Bland food stuffs, easy to digest but quick to pall (chicken breast, boiled rice, pasta) are consumed in industrial quantities by bike riders, but the business of mealtimes should normally be a pleasure and a smart team will always find ways to produce something tasty that doesn’t ‘infringe’ the rules laid down by a Pro team nutritionist.
Carbs are kings
In the UK, influential coach Peter Keen was an early enthusiast and advocate of using whatever nutritional and diet strategies he felt were appropriate. Nutrition fell into that category of variables that could be described as ‘marginal gains’ and Keen’s strategy of looking for advantage in every area saw him encourage the use of dilute glucose polymer solutions (OK, ‘energy drinks’ if you must) in feeding bottles.

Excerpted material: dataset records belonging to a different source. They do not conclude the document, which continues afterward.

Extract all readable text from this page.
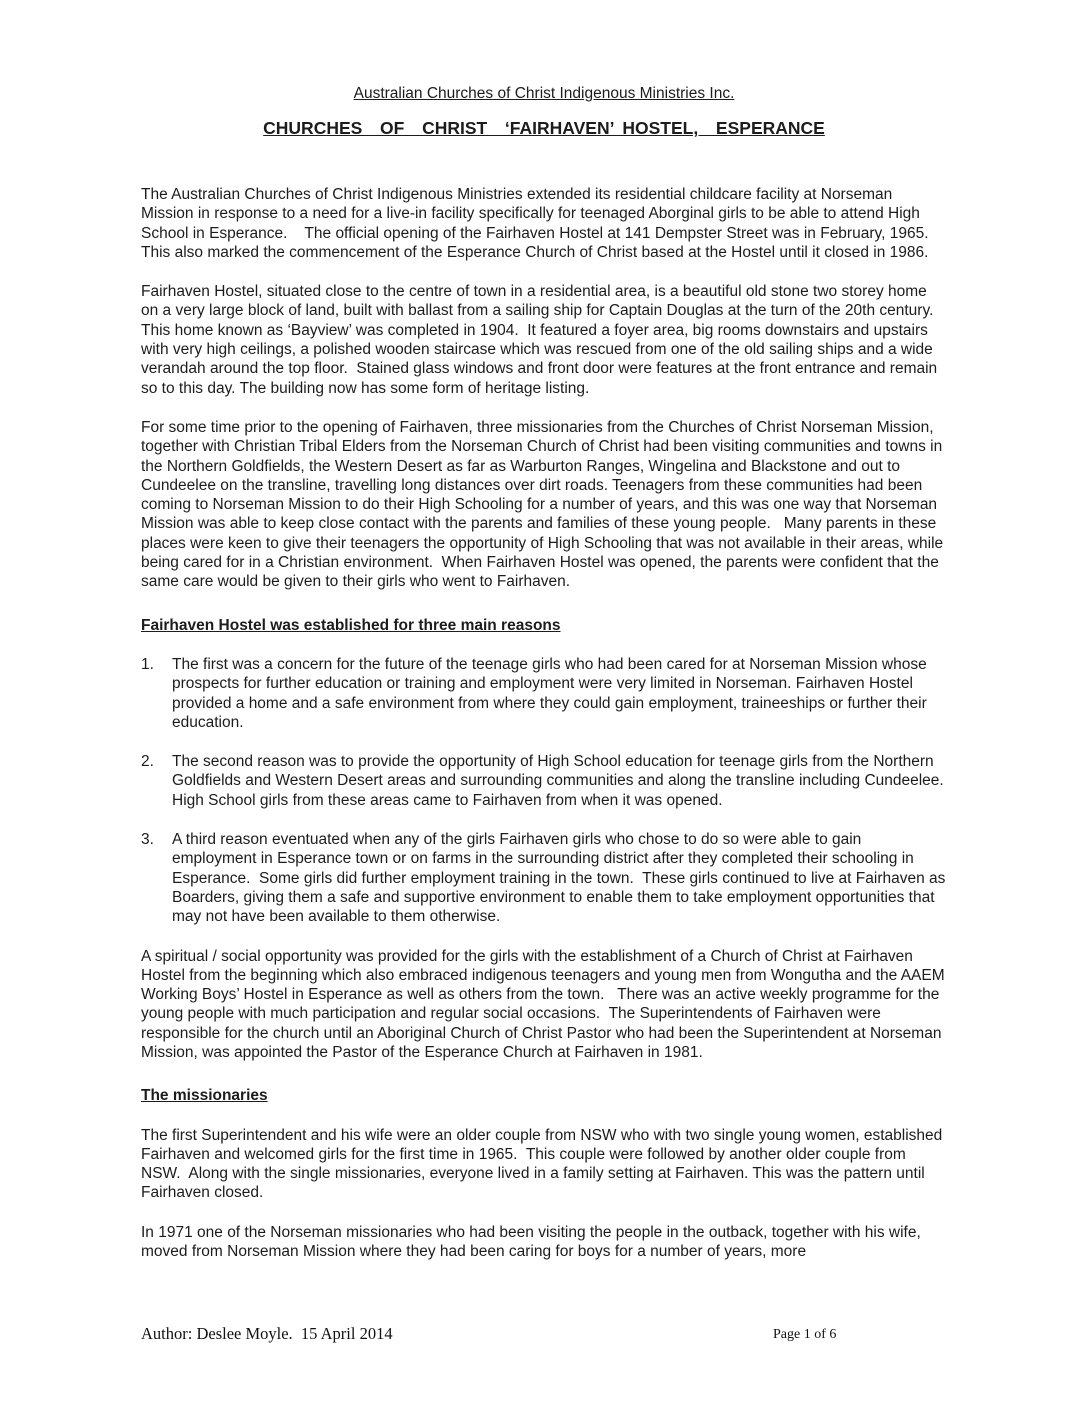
Australian Churches of Christ Indigenous Ministries Inc.
CHURCHES  OF  CHRIST  ‘FAIRHAVEN’ HOSTEL,  ESPERANCE

The Australian Churches of Christ Indigenous Ministries extended its residential childcare facility at Norseman Mission in response to a need for a live-in facility specifically for teenaged Aborginal girls to be able to attend High School in Esperance.    The official opening of the Fairhaven Hostel at 141 Dempster Street was in February, 1965.  This also marked the commencement of the Esperance Church of Christ based at the Hostel until it closed in 1986.

Fairhaven Hostel, situated close to the centre of town in a residential area, is a beautiful old stone two storey home on a very large block of land, built with ballast from a sailing ship for Captain Douglas at the turn of the 20th century.  This home known as ‘Bayview’ was completed in 1904.  It featured a foyer area, big rooms downstairs and upstairs with very high ceilings, a polished wooden staircase which was rescued from one of the old sailing ships and a wide verandah around the top floor.  Stained glass windows and front door were features at the front entrance and remain so to this day. The building now has some form of heritage listing.

For some time prior to the opening of Fairhaven, three missionaries from the Churches of Christ Norseman Mission, together with Christian Tribal Elders from the Norseman Church of Christ had been visiting communities and towns in the Northern Goldfields, the Western Desert as far as Warburton Ranges, Wingelina and Blackstone and out to Cundeelee on the transline, travelling long distances over dirt roads. Teenagers from these communities had been coming to Norseman Mission to do their High Schooling for a number of years, and this was one way that Norseman Mission was able to keep close contact with the parents and families of these young people.   Many parents in these places were keen to give their teenagers the opportunity of High Schooling that was not available in their areas, while being cared for in a Christian environment.  When Fairhaven Hostel was opened, the parents were confident that the same care would be given to their girls who went to Fairhaven.

Fairhaven Hostel was established for three main reasons
1.	The first was a concern for the future of the teenage girls who had been cared for at Norseman Mission whose prospects for further education or training and employment were very limited in Norseman. Fairhaven Hostel provided a home and a safe environment from where they could gain employment, traineeships or further their education.
2.	The second reason was to provide the opportunity of High School education for teenage girls from the Northern Goldfields and Western Desert areas and surrounding communities and along the transline including Cundeelee. High School girls from these areas came to Fairhaven from when it was opened.
3.	A third reason eventuated when any of the girls Fairhaven girls who chose to do so were able to gain employment in Esperance town or on farms in the surrounding district after they completed their schooling in Esperance.  Some girls did further employment training in the town.  These girls continued to live at Fairhaven as Boarders, giving them a safe and supportive environment to enable them to take employment opportunities that may not have been available to them otherwise.

A spiritual / social opportunity was provided for the girls with the establishment of a Church of Christ at Fairhaven Hostel from the beginning which also embraced indigenous teenagers and young men from Wongutha and the AAEM Working Boys’ Hostel in Esperance as well as others from the town.   There was an active weekly programme for the young people with much participation and regular social occasions.  The Superintendents of Fairhaven were responsible for the church until an Aboriginal Church of Christ Pastor who had been the Superintendent at Norseman Mission, was appointed the Pastor of the Esperance Church at Fairhaven in 1981.

The missionaries

The first Superintendent and his wife were an older couple from NSW who with two single young women, established Fairhaven and welcomed girls for the first time in 1965.  This couple were followed by another older couple from NSW.  Along with the single missionaries, everyone lived in a family setting at Fairhaven. This was the pattern until Fairhaven closed.

In 1971 one of the Norseman missionaries who had been visiting the people in the outback, together with his wife, moved from Norseman Mission where they had been caring for boys for a number of years, more

Author: Deslee Moyle.  15 April 2014	Page 1 of 6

It was a step up from tap water, that’s for sure and since then energy food design has stepped up even further with greater knowledge of which type of carbohydrates work fastest, and how to maximise the amount of carbohydrate absorbed.
And yet, again, we are confronted with the brute facts of physiology. The best way to transfer the energy in food into the blood stream and thence to muscle fibres is if can pass quickly and easily from the wall of the intestine into the blood stream. Energy drinks that offer rapidly absorbed carbohydrates are possibly the greatest ergogenic aid endurance sport knows.
Old and new truths – Food facts
The truth is that the human body hasn’t changed much since the invention of the bicycle and neither has its nutritional needs. The nutritional composition of the contents of the average musette and race food haven’t really changed.
What has changed is our understanding of the importance of hydration and the best way to ingest calories while riding a bike.
Alan Lim…and the Peace Race rice cakes
Ex-pro John Herety, now manager of the Rapha Condor team, was one of the few British riders to win a stage in the legendary Peace Race, a ferocious race in which the former Eastern Bloc nations used to knock lumps out of each other.
As its name suggests, it was supposedly about peace, love and understanding rather than global supremacy and the teams’ race food was supplied by the organisers. Herety, who trained as a chef before turning pro, recalled “In 1979, we were all given a supply of rice cakes before every stage, two slices of rice cake with a filling in the middle, either apple or sultanas – although I’m not sure if some of the East German teams got extra vitamins!
Anyway, I was reading Alan Lim’s book about race food and funnily enough there was a recipe for rice cakes, although his were seasoned and filled differently. The fact is though that we were eating rice cakes in races back then without having the nutritional science to explain why it was good to eat.” Some things never change.
The Feed Zone Cookbook
If you’re a cyclist who loves food… then you will love ‘The Feed Zone Cookbook’ by Biju Thomas and Allen Lim.
Lim, with his doctorate in ‘integrative physiology’ was instrumental in developing training and nutritional strategies for Lance Armstrong, Floyd Landis as well as the Garmin and RadioShack teams.
Between Lim and chef Biju Thomas they have come up with a 317 page hardback crammed with real world advice, anecdotes, cooking tips, nutritional science basics and recipes that even the most baking-phobic rider will want to concoct.
There’s advice on pre- and post-ride meals as well as the best set of recipes for ‘portables’ to cram into your back pockets during rides.
Mouth watering – and it looks beautiful in the pictures!